Could you be making a mistake on your SSD application?

SSD applications can be denied if applicants did not list all of their disabilities or if they are earning too much money.

Many people in Michigan need Social Security disability benefits to make ends meet. However, the application process is not exactly simple. In fact, it can be complicated, and many applications are denied on the applicants' first try.

Here is a look at some mistakes that could lead to someone not receiving benefits.

Filing for unemployment

In some situations, it might be okay to file for unemployment benefits while waiting on a SSD application to be approved. In fact, since the wait to be approved for SSD can stretch to more than a year, quite a few people turn to other avenues to find income.

The problem is that SSD is for people who cannot do the same kind of job they used to or who are in a transition period between different job types. Meanwhile, unemployment benefits are for people who purport to be fully capable of working. They want to work. They say they are physically and mentally capable of it. They are just unemployed. Thus, when the Social Security Administration picks up on the fact that an SSD applicant is on unemployment benefits, the applicant could be deemed eligible to work.

If someone applies for both SSD and unemployment, it is frequently a good idea to do so with the help of a lawyer.

Filing with a disability that does not qualify

Many disabilities qualify an applicant to receive SSD. Not all do, though. A lawyer can help a prospective applicant figure out early on if his or her disability qualifies and possibly save lots of time and frustration. A lawyer can also help determine if there could be multiple disabilities in the picture. For example, depending on the applicant's job, having to use a wheelchair after a car wreck might not be enough for SSD. However, that plus depression stemming from the car wreck just might. Many people do not realize this and may simply write down the physical injury.

Working too much

It is possible to work and still qualify for SSD or to keep receiving SSD. For example, a trial period lets people on SSD work for a minimum of nine months, making more than $840, and earn their full benefit.

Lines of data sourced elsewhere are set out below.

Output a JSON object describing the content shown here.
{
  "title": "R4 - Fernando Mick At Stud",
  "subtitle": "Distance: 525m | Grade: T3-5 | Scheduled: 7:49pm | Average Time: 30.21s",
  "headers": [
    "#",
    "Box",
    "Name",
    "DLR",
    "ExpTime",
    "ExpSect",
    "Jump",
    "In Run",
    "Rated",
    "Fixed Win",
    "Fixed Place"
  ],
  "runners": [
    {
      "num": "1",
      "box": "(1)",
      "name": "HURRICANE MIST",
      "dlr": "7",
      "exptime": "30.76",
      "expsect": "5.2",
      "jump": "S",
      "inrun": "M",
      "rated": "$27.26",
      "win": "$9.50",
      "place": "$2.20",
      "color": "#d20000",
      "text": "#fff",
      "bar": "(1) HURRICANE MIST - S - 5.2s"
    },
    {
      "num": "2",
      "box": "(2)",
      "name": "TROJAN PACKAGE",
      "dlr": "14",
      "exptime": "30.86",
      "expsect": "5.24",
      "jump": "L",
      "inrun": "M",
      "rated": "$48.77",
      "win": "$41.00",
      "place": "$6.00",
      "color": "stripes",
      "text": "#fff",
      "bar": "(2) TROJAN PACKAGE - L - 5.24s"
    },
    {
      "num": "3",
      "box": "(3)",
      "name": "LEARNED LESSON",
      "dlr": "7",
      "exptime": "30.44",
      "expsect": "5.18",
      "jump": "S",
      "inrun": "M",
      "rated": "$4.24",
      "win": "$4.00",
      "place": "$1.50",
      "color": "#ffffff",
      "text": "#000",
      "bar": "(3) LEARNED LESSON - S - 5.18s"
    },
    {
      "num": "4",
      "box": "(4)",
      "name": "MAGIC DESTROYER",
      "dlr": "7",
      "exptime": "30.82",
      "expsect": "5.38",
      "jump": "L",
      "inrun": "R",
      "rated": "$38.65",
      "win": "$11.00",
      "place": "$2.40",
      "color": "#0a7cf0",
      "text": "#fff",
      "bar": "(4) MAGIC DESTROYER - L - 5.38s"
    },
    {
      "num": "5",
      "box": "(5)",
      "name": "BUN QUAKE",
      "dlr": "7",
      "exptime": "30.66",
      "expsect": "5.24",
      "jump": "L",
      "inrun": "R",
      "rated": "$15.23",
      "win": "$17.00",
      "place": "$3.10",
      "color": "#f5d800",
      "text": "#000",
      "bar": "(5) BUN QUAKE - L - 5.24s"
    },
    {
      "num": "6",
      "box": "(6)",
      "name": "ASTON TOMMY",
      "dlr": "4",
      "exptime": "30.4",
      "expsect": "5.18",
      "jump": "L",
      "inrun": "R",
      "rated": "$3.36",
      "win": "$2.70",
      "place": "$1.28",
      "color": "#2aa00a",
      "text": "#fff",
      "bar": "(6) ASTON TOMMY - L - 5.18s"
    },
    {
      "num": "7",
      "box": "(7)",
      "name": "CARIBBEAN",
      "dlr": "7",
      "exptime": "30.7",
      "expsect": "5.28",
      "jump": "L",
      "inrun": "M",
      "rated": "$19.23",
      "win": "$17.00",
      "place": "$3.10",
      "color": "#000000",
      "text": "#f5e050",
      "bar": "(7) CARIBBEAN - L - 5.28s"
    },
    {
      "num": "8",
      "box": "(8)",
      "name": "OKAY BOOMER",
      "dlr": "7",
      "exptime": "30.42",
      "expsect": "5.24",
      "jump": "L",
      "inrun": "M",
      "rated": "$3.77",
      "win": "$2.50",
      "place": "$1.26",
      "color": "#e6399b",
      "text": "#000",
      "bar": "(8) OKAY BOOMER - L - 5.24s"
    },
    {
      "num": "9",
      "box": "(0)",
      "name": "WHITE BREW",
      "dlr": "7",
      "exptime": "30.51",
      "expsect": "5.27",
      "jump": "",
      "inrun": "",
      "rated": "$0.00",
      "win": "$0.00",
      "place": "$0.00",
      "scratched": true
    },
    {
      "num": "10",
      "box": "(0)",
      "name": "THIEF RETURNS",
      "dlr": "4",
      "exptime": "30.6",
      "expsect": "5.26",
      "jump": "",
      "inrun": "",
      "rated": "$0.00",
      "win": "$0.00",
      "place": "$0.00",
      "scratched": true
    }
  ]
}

However, if someone applies for SSD benefits and SSA staffers see income above a certain level, the application could be denied. In 2017, this amount is $1,170 except in the case of blindness. Then, the amount is $1,950. In other words, if Person A is applying on the basis of a disability that is not blindness and earns $1,400 a month from a job, the application stands to be denied .

Many considerations go into determining whether to approve an application for SSD in Michigan. Consulting with a lawyer can help an applicant's chances of approval.